The problem is that user can enter same year into edit box many times, add different values for monthly consumption, which would create duplicate values.
It would look something like this:
YEAR | January | February | ... | December | Table1_pk | ElectricEnergy_pk |
2012 | 20.5 | 250.32 | ... | 300.45 | 1 | 1 |
2012 | 2.5 | 50.32 | ... | 300 | 1 | 2(duplicate!) |
2013 | 10.5 | 50.32 | ... | 300 | 1 | 3 |
2012 | 50.5 | 150.32 | ... | 400.45 | 2 | 4 |
My question is:
What is the best solution to check if that value is in the vector ?
I know that question is “broad” one, but I could use at least an idea just to get me started.
NOTE:
Year is at the end of the vector, so its iterator position is 12.
The order of the data that will be inserted into database is NOT important, there are no sorting requirements whatsoever.
By browsing through SO archive, I have found suggestions for the usage of std::set, but its documentation says that elements can’t be modified when inserted, and that is unacceptable option for me.
On the other hand, std::find looks interesting.
( THIS PART WAS REMOVED WHEN I EDITED THE QUESTION:
, but does not handle last element, and year is at the end of the
vector. That can change, and I am willing to do that small adjustment if std::find can help me.
)
The only thing that crossed my mind was to loop through vectors, and see if the value already exists, but I don’t think it is the best solution:
wchar_t temp[50];
GetDlgItemText( hwnd, IDC_EDIT1, temp, 50 ); // get the year
double year = _wtof( temp ); // convert it to double,
// so I can push it to the end of the vector
bool exists = false; // indicates if the year is already in the vector
for( vector< vector <double> >::size_type i = 0;
i < CollectionOfYears.size(); i++ )
if( CollectionOfYears[ i ] [ ( vector<double>::size_type ) 12 ] == year )
{
exists = true;
break;
}
if( !exists)
// store main vector in the database
else
MessageBox( ... , L”Error”, ... );
I work on Windows XP, in MS Visual Studio, using C++ and pure Win32.

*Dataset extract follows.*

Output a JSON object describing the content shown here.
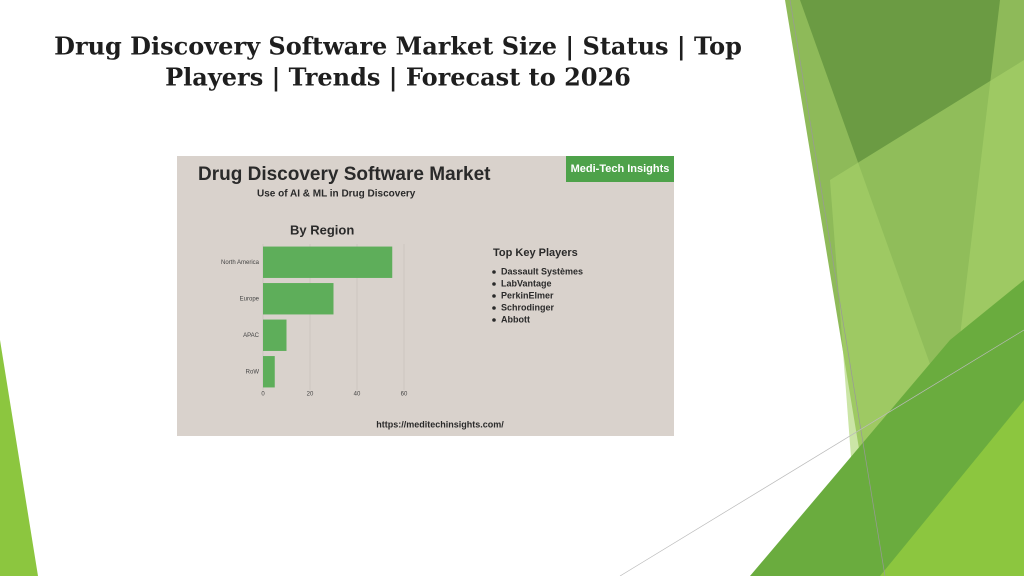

If additional code is needed, ask, I will post it.
Thank you.
Using find_if and lambda filter:
auto match = std::find_if(CollectionOfYears.begin(), CollectionOfYears.end(),
[&year](v){ return year == v.last(); })
if (match == CollectionOfYears.end()){ //no value previously
}
This still iterates the whole array. If you need more efficient search you should keep the array sorted and use binary search or std::set.
Note that vector::end() returns iterator to the element after the last element. This is why std::find ignores the last value (because it is already out of bounds!).